Thursday, November 4, 2010

Mind vs Matter?

What is a thought? What is consciousness? Where does meaning come from? How do you go from an electrical burst in a neural chain to a subjective sense of a thought? Science won't answer these. Every human, even the scientists, have emotions and thoughts, but of course, no one has ever seen them. At best they have seen readings on a chart during a brain scan, or maybe the neurotransmitters that supposedly cause them. If they were to watch a brain in action, somehow watching a thought course through the nerves, all they'd see is electricity. Because they cannot physically "see" the subjective part of thought (the meaning, the consciousness), they are forced to call it nonexistent. Seriously, in psychology, consciousness is considered a hallucination caused by the electrochemical reactions taking place within and between neurons. Ridiculous, right?

I had to stop studying psychology because of bullshit like that. I've always been interested in this stuff, and it's probably why I picked such an unlikely major for an eco-freak like me. But when I found such things as self, consciousness, and the nature of thought totally glossed over in a few sentences, I was aghast! This is the very foundation, ignored. These are the questions asked by mankind since the beginning, and it was swept under the rug, presumably because it's too hard to study.

It comes down to a split between mind and body. Descartes drew the line sharply, and shaped the philosophy of science ever since. He said that nothing of the mind is in matter, and nothing of matter is in the mind; they are completely seperate. This sort of split has defined scientific worldview, the division between subjective and objective reality. Science chose to study the "matter" end of things, leaving the Church "mind," (aka the soul) and thus today science is mired in "objective reality." It tries to be totally empirical, that is, limiting itself only to what can be preceived by the senses (and their technological extensions), and what can be repeatably tested. Its worldview now says that we are all physical machines, acting according to universal laws, in a universe that is stupid. Everything is deterministic, and they tack consciousness on at the end, as something that came somehow out of the material world at the last minute. But how does consciousness come from non-conscious matter? That would be getting something from nothing.

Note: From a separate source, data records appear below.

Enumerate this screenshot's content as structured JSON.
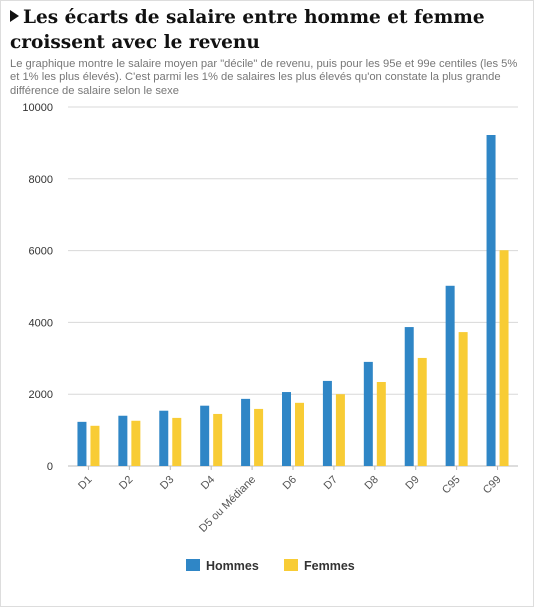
{
  "header": {
    "title": "Les écarts de salaire entre homme et femme croissent avec le revenu",
    "subtitle": "Le graphique montre le salaire moyen par \"décile\" de revenu, puis pour les 95e et 99e centiles (les 5% et 1% les plus élevés). C'est parmi les 1% de salaires les plus élevés qu'on constate la plus grande différence de salaire selon le sexe"
  },
  "colors": {
    "hommes": "#2f86c6",
    "femmes": "#f8cc35",
    "grid": "#d8d8d8",
    "axis": "#bbbbbb"
  },
  "chart_data": {
    "type": "bar",
    "categories": [
      "D1",
      "D2",
      "D3",
      "D4",
      "D5 ou Médiane",
      "D6",
      "D7",
      "D8",
      "D9",
      "C95",
      "C99"
    ],
    "series": [
      {
        "name": "Hommes",
        "values": [
          1230,
          1400,
          1540,
          1680,
          1870,
          2060,
          2370,
          2900,
          3870,
          5020,
          9220
        ]
      },
      {
        "name": "Femmes",
        "values": [
          1120,
          1260,
          1340,
          1450,
          1590,
          1760,
          2000,
          2340,
          3010,
          3730,
          6010
        ]
      }
    ],
    "ylim": [
      0,
      10000
    ],
    "yticks": [
      0,
      2000,
      4000,
      6000,
      8000,
      10000
    ],
    "grid": true,
    "legend_position": "bottom-center",
    "title": "Les écarts de salaire entre homme et femme croissent avec le revenu",
    "xlabel": "",
    "ylabel": ""
  }
}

Now, things like ESP, precognition, out-of-body experiences, and spiritual healing (to say nothing of dream states, trances, and the placebo effect) keep coming along. And every time they do, they are ruled out of the discussion in the same dogmatic way that the Catholic Church did to science back when it was starting out. No one can question that these things are experienced. The data, the anecdotal evidence, just keeps coming in. We know from "the inside" that we are not mere machines, that thought, emotion, consciousness are more than molecular reactions, they in fact are the center of our existence. And while Quantum Physics itself has disproven the deterministic nature of the universe and the nonexistance of objectivity, the massive implications are not being followed through on. Science is being extremely remiss in not investigating it seriously. It claims an open mind, but that claim has become a lie.

The main point here is that there is a disconnect. Every scientist must realize that science only exists because we can think, and because there are meanings in those thoughts. Science is, after all, an intellectual activity. But they declare thought and meaning off-limits, or even call them delusions! They call it superstition, or junk data, or write it off as a hallucination (which is a very derrogatory word when used this way). How can science ever be a coherent worldview if it cuts off the very part of the world that gives it birth? Isn't it clear that we can be objective only because we are first and foremost subjective beings? Objectivity is a learned way of thinking.

As it stands, we are stuck between the religious and scientific worldviews. We must either choose the dogmatic religions, which often won't look beyond their scriptures to see the real world, or with fuzzy, nebulous spirituality that is lost with its head in the clouds; or we must choose a science that however throrough it seems, and however illuminating its theories are, still fails to be something to live by, and fails to recognize what makes us truly human. Here, instead of the clouds, science has its head in the sand. Now, I like science and feel it has gotten closer than any other system to a true understanding of the universe. To see it still fall so vastly short of that understanding is perhaps what drives me to write this.

A cohesive, accurate worldview, this is the goal. The gap between spirituality and science must be bridged. We can no longer compartmentalize morals, ethics, value, feeling, and intuition away from what science calls "the real world," which it claims to describe Science cannot make that claim until it accepts that compartment, that half of the human being, which everyone knows exists. No more amputated science, no more amputated spirituality.

Science must remove its blinders, and begin making an honest, unbiased study of inner space if we are to survive as a species. We've mastered the atom; but can we master the mind that has mastered that atom?